Hostilities continued to such an extent that for the safety of players and fans, football matches involving two of our top clubs, Arnett Gardens FC and Tivoli Gardens FC, were routinely played at Up Park Camp, headquarters of the Jamaican army.
Then came the 1990s and a transformation of seismic proportions. Urged on by their constituents and community leadership, Members of Parliament Mr Edward Seaga (Kingston Western) and Dr Omar Davies (St Andrew Southern) joined hands in pursuit of peace, using football as a principal tool.
It undoubtedly helped that both politicians — Mr Seaga, leader of the then Opposition JLP, and Dr Davies, finance minister in the PNP Government— shared birthdays and a solid friendship.
Those who were there won’t easily forget the formal opening of the football mini-stadium in Arnett Gardens, featuring a football contest between Tivoli and Arnett.
Mr Seaga — on his first ever visit to Arnett Gardens — sat in the stands as special guest. Beside him sat his host, Dr Davies.

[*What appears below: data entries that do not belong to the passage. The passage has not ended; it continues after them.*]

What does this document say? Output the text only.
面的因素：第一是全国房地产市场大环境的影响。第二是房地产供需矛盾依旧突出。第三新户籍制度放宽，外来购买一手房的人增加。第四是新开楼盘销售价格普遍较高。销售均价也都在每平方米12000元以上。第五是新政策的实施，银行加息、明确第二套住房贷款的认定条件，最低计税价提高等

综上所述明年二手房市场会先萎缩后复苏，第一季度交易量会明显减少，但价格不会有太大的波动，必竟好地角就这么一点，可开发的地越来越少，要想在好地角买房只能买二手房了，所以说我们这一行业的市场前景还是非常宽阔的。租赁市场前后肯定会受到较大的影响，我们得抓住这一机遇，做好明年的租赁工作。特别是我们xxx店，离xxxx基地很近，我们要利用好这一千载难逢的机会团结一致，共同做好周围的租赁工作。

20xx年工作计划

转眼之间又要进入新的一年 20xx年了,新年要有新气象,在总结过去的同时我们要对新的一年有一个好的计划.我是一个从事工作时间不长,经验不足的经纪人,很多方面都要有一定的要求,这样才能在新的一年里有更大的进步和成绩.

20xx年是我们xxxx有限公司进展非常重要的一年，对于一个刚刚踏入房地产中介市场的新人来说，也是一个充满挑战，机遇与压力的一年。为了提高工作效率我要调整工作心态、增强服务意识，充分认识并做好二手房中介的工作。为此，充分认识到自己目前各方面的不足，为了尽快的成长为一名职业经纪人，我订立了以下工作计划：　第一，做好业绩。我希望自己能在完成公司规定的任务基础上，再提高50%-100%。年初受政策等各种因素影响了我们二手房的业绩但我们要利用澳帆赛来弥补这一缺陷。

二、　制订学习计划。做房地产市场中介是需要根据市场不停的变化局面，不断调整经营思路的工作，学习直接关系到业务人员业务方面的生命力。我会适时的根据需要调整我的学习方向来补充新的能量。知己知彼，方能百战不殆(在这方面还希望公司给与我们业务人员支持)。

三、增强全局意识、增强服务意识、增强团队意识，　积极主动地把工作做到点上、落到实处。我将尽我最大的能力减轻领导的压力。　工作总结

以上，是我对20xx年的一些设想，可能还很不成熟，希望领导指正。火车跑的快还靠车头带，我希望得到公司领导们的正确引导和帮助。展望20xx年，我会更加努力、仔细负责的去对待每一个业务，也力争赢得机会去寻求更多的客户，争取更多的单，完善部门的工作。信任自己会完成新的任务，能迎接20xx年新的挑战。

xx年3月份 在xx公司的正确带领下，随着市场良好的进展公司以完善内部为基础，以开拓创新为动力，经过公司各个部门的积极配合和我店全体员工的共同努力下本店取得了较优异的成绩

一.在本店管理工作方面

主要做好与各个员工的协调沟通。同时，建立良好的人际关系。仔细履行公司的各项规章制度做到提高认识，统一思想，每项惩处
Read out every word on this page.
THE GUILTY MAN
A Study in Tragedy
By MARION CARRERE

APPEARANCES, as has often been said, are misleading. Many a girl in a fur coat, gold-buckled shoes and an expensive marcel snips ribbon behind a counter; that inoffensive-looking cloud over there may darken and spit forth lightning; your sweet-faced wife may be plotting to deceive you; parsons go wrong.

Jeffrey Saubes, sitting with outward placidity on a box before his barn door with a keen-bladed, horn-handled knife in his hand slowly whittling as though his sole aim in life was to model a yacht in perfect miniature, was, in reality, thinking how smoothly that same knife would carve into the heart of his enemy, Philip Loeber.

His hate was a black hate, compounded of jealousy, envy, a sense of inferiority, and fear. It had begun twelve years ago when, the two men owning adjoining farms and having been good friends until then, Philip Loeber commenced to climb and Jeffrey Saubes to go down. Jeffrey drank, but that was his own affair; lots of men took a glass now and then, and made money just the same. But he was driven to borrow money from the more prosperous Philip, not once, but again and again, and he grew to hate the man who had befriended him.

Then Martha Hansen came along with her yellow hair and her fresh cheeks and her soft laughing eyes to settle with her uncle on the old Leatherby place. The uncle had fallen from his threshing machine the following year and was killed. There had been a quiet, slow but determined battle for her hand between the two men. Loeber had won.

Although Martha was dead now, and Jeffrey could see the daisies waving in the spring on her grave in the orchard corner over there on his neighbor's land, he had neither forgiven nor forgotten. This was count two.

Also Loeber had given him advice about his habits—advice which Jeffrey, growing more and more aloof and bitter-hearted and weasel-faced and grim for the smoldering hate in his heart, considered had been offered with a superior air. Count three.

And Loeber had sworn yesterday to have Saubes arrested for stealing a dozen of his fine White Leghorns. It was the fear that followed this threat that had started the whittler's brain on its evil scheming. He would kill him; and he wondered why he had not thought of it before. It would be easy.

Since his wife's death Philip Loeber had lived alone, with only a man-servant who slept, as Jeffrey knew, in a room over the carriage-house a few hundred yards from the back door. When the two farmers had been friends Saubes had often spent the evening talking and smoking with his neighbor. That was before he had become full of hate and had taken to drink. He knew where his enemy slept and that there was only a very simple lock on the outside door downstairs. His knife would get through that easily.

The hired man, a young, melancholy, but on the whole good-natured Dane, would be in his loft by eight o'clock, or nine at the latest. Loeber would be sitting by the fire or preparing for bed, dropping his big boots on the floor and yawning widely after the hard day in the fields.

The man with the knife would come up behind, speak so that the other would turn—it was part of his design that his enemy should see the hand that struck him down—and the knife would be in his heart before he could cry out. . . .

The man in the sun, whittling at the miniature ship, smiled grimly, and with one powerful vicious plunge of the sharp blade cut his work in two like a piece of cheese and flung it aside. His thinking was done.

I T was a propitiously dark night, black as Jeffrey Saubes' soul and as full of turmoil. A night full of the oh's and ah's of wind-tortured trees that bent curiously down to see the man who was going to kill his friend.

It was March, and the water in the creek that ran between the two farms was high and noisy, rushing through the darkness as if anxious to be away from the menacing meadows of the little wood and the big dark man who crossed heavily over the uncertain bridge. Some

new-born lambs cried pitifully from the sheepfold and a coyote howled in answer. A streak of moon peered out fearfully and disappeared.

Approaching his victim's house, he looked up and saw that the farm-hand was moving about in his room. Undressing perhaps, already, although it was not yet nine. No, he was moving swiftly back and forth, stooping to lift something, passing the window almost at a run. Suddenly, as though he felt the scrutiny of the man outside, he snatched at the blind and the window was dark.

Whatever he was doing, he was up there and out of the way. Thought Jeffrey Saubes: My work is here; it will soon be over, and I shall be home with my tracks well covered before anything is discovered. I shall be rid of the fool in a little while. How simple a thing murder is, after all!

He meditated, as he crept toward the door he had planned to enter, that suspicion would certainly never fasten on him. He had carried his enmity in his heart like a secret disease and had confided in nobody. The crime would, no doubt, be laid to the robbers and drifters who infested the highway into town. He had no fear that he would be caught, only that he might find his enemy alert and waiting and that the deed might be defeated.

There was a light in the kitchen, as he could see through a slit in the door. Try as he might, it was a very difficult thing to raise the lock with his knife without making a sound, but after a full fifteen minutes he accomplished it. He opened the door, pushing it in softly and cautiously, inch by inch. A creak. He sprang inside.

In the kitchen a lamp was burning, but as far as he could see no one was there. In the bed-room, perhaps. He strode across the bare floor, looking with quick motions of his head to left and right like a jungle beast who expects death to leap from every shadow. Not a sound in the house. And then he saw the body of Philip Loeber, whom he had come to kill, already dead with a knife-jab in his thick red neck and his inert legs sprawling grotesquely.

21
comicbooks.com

In a real sense that afternoon of football, with Mr Seaga and Dr Davies sitting beside each other, became a symbol of lasting political peace for ordinary people, not just in St Andrew Southern and Kingston Western, but across Jamaica.
Today, after nine editions of the six-a-side competition across 12 years, Mrs Fraser-Pryce tells us that lives have been changed for the better and harmony thrives as a result of her Pocket Rocket Foundation’s community football initiative in Waterhouse.
Says she: “We’ve …had, for the last nine editions, teams coming together and having discipline, following rules and learning to coexist with each other and understanding [that] when it comes to football, we play it on the field and whatever happens on the field, stays on the field…
“We’ve had friendships, we’ve had players changing teams and corporate merging with the community — which speaks a lot…”
Mrs Fraser-Pryce says further that “Growing up in Waterhouse, I’ve been privileged to be tough, have grit and perseverance…What I’ve also learnt is a lot of us just need a chance. We need the platform, we need the help and we need persons to believe in us”.
Long may Jamaicans and their leaders embrace sport as an agent for positive change involving peace, harmony, friendship as well as well-rounded growth for individual and community.